Sheldon Whitehouse is now the third Democrat to unseat a Republican U.S. Senator tonight, ousting Lincoln Chafee in Rhode Island. The magic number for control of the chamber is now three for the Democrats, with five plausibly winnable races still on the board: Virginia, Tennessee, Missouri, Montana, and Arizona. The numbers, however, do not look good for Democrat Harold Ford in Tennessee. -- Steve Kornacki

Ford in Trouble Early

Early Tennessee numbers suggest that Harold Ford's late-campaign swoon was no mirage. Given the brilliant campaign he ran and the horrific national climate for the GOP, some have suggested that a Ford loss would indicate the South is not yet ready to elect an African-American to to the Senate. Of more immediate significance, though, is the pressure his defeat would place on Democrats in Virginia, Missouri, Rhode Island, Montana and Arizona to win their Senate races tonight. Without Tennessee, Democrats would need to win four of those five states to claim the Senate. -- Steve Kornacki

Harold Ford and the Yassky Option

Harold Ford gave up his safe U.S. House seat to run for the Senate this year, a gamble that now appears on the verge of failing. But even in defeat, he might enjoy an option that many similar ex-House members don't: the chance to reclaim his seat almost immediately.

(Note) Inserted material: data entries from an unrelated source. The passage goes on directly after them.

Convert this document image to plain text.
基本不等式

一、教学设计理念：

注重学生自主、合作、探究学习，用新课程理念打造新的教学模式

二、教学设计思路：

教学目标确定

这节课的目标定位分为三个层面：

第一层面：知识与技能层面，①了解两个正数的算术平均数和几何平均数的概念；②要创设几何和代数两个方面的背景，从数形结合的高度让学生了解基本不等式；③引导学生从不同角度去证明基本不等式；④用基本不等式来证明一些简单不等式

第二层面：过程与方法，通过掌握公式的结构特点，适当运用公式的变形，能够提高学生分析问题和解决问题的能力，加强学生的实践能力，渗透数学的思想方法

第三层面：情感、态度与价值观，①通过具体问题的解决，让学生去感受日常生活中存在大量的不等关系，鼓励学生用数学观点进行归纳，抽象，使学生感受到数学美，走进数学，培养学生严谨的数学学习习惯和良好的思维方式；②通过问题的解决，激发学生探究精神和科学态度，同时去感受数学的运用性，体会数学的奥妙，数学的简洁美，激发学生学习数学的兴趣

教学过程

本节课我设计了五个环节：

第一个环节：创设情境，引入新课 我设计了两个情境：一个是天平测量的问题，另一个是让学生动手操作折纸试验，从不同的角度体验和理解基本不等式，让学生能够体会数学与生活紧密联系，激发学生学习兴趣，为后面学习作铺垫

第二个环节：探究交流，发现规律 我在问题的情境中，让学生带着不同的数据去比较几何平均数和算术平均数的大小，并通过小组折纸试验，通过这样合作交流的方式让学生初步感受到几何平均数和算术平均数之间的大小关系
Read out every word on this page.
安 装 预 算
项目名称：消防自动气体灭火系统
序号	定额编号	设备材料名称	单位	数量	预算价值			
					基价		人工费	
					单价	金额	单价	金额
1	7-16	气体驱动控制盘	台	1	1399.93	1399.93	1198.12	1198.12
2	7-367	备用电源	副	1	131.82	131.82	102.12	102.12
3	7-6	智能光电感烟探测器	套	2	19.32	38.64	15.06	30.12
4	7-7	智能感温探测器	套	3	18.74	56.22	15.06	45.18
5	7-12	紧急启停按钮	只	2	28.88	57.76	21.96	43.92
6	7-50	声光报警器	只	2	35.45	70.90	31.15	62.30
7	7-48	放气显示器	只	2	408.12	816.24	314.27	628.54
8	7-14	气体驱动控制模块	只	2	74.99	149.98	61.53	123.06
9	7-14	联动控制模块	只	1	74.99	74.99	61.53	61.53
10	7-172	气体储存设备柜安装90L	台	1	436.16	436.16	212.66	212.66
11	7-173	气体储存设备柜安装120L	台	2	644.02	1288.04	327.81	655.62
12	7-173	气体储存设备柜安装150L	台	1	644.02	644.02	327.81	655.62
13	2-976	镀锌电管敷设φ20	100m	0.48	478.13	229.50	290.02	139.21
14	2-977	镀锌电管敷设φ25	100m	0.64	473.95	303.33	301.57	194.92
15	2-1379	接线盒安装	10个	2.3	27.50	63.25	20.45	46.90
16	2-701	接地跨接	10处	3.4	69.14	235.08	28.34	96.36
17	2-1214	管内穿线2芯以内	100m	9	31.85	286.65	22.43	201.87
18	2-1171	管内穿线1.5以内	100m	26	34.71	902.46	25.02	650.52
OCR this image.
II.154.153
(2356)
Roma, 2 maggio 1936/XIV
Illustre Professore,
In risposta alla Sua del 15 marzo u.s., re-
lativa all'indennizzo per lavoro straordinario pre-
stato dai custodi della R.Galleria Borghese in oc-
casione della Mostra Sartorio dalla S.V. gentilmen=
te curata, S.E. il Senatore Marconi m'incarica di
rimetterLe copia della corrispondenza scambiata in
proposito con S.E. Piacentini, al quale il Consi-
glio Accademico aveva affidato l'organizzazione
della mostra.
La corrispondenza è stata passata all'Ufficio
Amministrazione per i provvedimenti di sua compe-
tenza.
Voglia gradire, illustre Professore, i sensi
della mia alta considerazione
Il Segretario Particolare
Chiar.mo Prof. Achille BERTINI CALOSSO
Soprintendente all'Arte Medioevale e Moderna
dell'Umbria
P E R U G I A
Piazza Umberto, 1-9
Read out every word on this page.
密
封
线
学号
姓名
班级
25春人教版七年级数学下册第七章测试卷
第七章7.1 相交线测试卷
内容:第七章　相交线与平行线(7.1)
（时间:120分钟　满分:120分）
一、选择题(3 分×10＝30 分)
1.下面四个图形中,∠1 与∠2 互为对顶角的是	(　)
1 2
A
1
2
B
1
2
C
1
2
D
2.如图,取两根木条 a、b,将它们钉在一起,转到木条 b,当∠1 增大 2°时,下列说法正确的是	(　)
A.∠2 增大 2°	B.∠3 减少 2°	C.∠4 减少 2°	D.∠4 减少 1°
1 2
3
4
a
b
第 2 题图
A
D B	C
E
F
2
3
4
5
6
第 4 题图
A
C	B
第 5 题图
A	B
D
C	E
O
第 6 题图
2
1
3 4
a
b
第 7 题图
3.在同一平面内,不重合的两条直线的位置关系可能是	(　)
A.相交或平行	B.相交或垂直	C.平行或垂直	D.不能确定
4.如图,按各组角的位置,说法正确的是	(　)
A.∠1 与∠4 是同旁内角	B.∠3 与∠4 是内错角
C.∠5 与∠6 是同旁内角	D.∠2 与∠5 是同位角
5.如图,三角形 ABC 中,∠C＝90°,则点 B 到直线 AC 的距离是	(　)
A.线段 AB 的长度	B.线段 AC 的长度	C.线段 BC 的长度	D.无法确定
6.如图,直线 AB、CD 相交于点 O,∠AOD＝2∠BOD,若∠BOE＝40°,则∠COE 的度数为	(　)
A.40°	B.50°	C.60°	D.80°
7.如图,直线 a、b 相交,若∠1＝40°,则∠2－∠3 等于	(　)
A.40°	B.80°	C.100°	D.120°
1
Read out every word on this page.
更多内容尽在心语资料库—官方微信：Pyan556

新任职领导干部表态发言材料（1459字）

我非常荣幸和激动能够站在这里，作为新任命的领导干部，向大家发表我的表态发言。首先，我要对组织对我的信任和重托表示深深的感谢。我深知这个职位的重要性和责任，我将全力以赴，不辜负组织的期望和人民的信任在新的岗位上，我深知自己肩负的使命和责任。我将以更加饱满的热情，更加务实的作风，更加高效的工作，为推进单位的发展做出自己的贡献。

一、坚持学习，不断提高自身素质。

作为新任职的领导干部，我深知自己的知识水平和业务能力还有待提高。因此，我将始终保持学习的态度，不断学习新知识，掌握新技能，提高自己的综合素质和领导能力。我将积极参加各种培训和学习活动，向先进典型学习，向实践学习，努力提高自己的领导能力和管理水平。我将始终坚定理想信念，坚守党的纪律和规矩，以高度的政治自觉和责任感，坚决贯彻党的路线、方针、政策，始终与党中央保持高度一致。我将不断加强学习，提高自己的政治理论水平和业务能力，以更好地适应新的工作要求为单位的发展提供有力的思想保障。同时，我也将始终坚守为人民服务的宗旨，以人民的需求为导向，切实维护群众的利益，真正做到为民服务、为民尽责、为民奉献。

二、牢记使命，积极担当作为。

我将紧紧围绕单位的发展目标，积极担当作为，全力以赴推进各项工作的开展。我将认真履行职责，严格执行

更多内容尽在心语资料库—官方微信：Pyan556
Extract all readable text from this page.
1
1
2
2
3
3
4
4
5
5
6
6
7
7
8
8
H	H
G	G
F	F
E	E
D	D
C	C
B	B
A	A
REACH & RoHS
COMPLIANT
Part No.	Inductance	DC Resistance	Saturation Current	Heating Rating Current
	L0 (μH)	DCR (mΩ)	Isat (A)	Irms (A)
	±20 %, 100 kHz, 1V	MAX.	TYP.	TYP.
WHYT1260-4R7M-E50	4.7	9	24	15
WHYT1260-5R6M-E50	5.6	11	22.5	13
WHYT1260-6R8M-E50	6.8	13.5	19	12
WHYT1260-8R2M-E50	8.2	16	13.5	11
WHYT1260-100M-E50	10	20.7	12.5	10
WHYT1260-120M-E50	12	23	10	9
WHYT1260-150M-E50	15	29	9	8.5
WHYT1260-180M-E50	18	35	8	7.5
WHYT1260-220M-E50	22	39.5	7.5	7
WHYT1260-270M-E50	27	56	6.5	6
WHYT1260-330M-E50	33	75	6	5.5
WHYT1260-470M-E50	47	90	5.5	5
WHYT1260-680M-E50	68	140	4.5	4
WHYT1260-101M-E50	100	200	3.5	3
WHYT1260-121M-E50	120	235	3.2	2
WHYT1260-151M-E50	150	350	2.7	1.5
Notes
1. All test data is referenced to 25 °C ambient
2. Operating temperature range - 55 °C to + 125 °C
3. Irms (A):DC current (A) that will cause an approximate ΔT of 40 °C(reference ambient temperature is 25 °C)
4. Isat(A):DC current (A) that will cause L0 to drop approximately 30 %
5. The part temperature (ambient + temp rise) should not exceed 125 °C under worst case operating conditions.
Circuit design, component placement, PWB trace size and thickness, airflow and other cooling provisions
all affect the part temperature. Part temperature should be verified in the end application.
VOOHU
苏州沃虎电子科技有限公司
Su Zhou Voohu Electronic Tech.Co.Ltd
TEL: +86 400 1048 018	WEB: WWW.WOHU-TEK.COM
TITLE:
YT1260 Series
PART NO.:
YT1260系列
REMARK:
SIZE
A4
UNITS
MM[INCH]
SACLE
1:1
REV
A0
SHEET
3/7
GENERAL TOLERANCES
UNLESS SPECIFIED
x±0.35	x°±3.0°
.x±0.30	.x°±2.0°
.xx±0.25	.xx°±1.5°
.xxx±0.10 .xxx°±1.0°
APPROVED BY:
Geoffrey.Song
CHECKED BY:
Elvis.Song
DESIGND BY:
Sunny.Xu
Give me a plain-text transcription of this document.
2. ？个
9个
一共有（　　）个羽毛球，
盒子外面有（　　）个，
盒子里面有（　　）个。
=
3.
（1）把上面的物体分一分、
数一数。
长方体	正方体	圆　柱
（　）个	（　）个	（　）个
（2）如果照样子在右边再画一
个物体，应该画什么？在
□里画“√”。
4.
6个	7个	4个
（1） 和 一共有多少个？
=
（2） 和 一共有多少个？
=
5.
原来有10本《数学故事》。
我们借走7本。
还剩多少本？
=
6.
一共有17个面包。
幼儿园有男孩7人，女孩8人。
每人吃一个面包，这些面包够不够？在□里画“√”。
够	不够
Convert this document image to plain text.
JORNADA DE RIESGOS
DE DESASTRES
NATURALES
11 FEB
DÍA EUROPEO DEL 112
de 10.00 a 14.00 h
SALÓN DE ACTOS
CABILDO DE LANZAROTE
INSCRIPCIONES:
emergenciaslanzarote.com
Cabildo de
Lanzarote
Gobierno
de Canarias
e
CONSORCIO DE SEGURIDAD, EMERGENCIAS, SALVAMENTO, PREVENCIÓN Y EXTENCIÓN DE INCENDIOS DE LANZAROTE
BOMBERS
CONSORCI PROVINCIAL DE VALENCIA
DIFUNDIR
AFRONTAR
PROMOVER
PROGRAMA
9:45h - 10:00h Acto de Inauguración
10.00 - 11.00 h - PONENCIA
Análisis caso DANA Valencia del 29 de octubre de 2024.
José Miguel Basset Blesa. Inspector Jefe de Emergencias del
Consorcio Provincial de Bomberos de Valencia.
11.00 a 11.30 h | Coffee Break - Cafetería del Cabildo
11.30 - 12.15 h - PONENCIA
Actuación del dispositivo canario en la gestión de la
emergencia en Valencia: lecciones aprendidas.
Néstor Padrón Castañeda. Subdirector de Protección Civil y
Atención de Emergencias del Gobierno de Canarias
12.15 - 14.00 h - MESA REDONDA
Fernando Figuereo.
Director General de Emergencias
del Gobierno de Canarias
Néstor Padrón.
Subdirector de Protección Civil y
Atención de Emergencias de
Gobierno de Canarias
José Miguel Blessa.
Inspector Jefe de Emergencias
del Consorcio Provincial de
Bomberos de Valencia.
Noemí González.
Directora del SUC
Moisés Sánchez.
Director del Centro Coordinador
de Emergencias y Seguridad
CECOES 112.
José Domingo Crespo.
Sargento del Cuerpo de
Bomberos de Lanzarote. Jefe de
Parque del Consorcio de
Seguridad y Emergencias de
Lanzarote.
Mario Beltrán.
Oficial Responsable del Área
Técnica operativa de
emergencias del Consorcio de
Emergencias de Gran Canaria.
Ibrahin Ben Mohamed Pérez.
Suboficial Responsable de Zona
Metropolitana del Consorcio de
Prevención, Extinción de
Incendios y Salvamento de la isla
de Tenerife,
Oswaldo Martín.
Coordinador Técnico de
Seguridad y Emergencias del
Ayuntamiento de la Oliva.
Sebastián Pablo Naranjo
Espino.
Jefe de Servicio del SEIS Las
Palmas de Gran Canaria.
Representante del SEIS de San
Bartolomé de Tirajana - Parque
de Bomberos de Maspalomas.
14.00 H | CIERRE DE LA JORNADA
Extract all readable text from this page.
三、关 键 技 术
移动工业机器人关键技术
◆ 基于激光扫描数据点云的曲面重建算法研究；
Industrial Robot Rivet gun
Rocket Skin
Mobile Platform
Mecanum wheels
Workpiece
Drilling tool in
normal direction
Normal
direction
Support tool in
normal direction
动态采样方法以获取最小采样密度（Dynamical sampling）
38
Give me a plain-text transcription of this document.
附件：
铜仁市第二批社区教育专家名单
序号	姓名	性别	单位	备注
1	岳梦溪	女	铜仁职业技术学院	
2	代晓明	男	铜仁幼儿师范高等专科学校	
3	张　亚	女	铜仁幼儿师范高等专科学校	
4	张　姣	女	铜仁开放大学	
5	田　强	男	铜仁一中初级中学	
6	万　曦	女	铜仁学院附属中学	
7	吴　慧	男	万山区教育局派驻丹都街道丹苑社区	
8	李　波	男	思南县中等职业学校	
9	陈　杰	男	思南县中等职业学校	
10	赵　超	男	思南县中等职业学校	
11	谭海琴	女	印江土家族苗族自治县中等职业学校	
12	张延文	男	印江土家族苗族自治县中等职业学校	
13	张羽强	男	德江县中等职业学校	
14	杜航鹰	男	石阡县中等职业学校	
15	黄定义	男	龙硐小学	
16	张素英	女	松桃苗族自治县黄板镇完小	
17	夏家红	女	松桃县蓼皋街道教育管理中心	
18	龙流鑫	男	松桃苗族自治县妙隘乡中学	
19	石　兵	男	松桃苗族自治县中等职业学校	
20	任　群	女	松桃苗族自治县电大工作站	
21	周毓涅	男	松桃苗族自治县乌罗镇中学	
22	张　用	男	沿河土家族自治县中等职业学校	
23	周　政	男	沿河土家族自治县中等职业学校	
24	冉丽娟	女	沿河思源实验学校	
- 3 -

That's because Steve Cohen, the Democrat on course to succeed Ford representing the Memphis-based 9th District, will be supremely vulnerable to a primary challenge in 2008. Cohen, a longtime state senator who emerged with 29 percent of the vote from a 14-way Democratic primary in August, is white -- in a 60 percent black district specifically designed to encourage the election of an African-American and protected by the Voting Rights Act.

That Cohen is white and Jewish played a major role in the primary, with ugly slurs occasionally making their way into the public discussion of the contest. Cohen defended himself by saying that he was a white man who would vote "like a black woman" and pledging to seek membership in the Congressional Black Caucus - an idea that was met with something between indifference and hostility by the CBC's current members.

If Ford decides he wants to return to the House in '08, knocking off Cohen in a primary would probably be a lay-up, since his star power could keep the field from getting too crowded.

The biggest question would be whether Ford will opt for this path, since he has clearly grown tired of the House and its creaky seniority system and plainly envisions a more prominent place for himself in American public life. Plus, to play the race card in an '08 primary - even subtly - might negatively affect any hopes Ford might harbor of another statewide bid.

The situation in Ford's district is not unlike the recent drama in New York's 11th District, another Voting Rights district where a white Jew - Councilman David Yassky - ran in a crowded primary against several credible black candidates. Yassky, of course, was branded "a colonizer" by outgoing Congressman Major Owens, and was edged out by Yvette Clark in the September primary.